Ce qui se passe là… ce geste, ce petit rien…. Semble être à l’origine…la possibilité d’une rencontre… l’imprévu qui survient…
Nous faisons des découpages, et nous nous souvenons de certains moments, de notre expérience…

Un enfant dans une institution qui répète “shopping garden, shopping garden”, sans s’adresser à personne en particulier et sans émotion visible. La phrase insiste, sans être une demande. Quelqu’un prend ce dire, allons ensemble au shopping garden. Pendant la visite, il ne se passe rien de spécial. En sortant, il prend une certaine direction, imprévue, il passe deux pâtés de maison, il double, il semble avoir un but qui apparaît à ce moment précis, alors qu’il était dans le shopping garden. L’accompagnant doute, il ne sait pas où ils vont. Mais ils y vont. Dix pâtés de maison. Il s’arrête devant un immeuble d’habitation. Le concierge le reconnaît, l’appelle par son prénom, lui pose des questions sur sa famille.

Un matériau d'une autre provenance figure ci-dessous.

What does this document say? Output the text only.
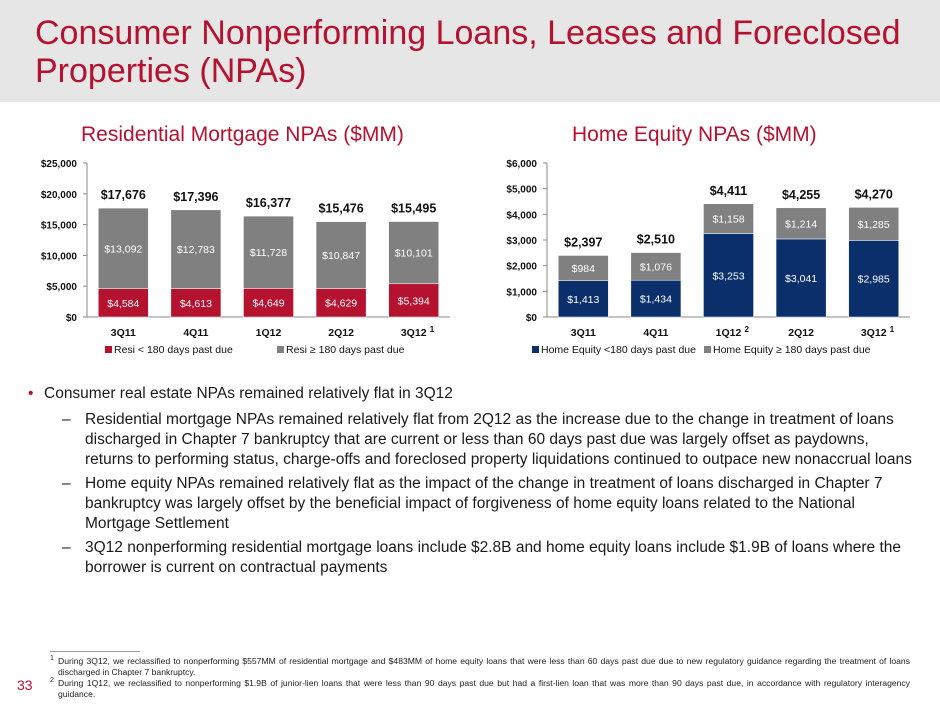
Consumer Nonperforming Loans, Leases and Foreclosed Properties (NPAs)
Residential Mortgage NPAs ($MM)	Home Equity NPAs ($MM)
$0
$5,000
$10,000
$15,000
$20,000
$25,000
$4,584
$13,092
$17,676
3Q11
$4,613
$12,783
$17,396
4Q11
$4,649
$11,728
$16,377
1Q12
$4,629
$10,847
$15,476
2Q12
$5,394
$10,101
$15,495
3Q12 1
Resi < 180 days past due	Resi ≥ 180 days past due
$0
$1,000
$2,000
$3,000
$4,000
$5,000
$6,000
$1,413
$984
$2,397
3Q11
$1,434
$1,076
$2,510
4Q11
$3,253
$1,158
$4,411
1Q12 2
$3,041
$1,214
$4,255
2Q12
$2,985
$1,285
$4,270
3Q12 1
Home Equity <180 days past due Home Equity ≥ 180 days past due
• Consumer real estate NPAs remained relatively flat in 3Q12
– Residential mortgage NPAs remained relatively flat from 2Q12 as the increase due to the change in treatment of loans discharged in Chapter 7 bankruptcy that are current or less than 60 days past due was largely offset as paydowns, returns to performing status, charge-offs and foreclosed property liquidations continued to outpace new nonaccrual loans
– Home equity NPAs remained relatively flat as the impact of the change in treatment of loans discharged in Chapter 7 bankruptcy was largely offset by the beneficial impact of forgiveness of home equity loans related to the National Mortgage Settlement
– 3Q12 nonperforming residential mortgage loans include $2.8B and home equity loans include $1.9B of loans where the borrower is current on contractual payments
1 During 3Q12, we reclassified to nonperforming $557MM of residential mortgage and $483MM of home equity loans that were less than 60 days past due due to new regulatory guidance regarding the treatment of loans discharged in Chapter 7 bankruptcy.
2 During 1Q12, we reclassified to nonperforming $1.9B of junior-lien loans that were less than 90 days past due but had a first-lien loan that was more than 90 days past due, in accordance with regulatory interagency guidance.
33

Il raconte que le frère de cet enfant vivait là tandis qu’il étudiait à Cordoba, loin de la province dans laquelle vivait la famille. Aujourd’hui, ils ont tous migré à Cordoba. À peine un lieu connu dans un territoire inconnu. Le geste de prendre cette parole qui semblait vide, le geste d’accompagner les pas sans savoir où aller… Il se passe quelque chose, que l’on n’attendait pas, arriver à capter un morceau de cette vie au passage.
Une autre situation. Une institution scolaire où l’on demande une intervention, on est inquiet pour un enfant qui présente une difficulté concrète pour l’apprentissage de la langue écrite et un comportement inadapté. Quand la professionnelle se présente, l’enfant raconte à sa mère qu’il allait apprendre à lire et à écrire “seulement avec X”, avec cette professionnelle, il la nomme, alors qu’il l’a à peine vue. Alors elle accueille cette proposition, elle accepte d’être prise à cette place, au cabinet et à l’école, et effectivement cela fonctionne, après un temps assez bref, il arrive à lire/écrire… sans lui avoir enseigné à aucun moment quoi que ce soit en lien avec les lettres. Son comportement change aussi. Le geste de prendre ce dire, de le comprendre comme un signe… lui donner une existence, donner lieu à un dire qui pourrait devenir…
Un geste singulier qui montre, donne naissance, inaugure, crée ce lieu d’accueil… Est-ce cette main qui va à la rencontré dont parle Lacan dans le mythe ? Quelque chose de l’ordre de l’amour qui survient, qui se produit ? Ce n’est pas la théorie qui nous permet de rendre compte de ce qui se passe ici. Allouch dira : “Poésies, mythes, peintures, formules viennent marquer que, chez Lacan comme chez Socrate, l’amour est daimôn, metaxu, un intermédiaire entre savoir et ignorance” (p. 15)
Ce geste montre… Cette main qui se dirige vers le fruit, vers la fleur, fait-elle un signe ? Un signe de quoi ?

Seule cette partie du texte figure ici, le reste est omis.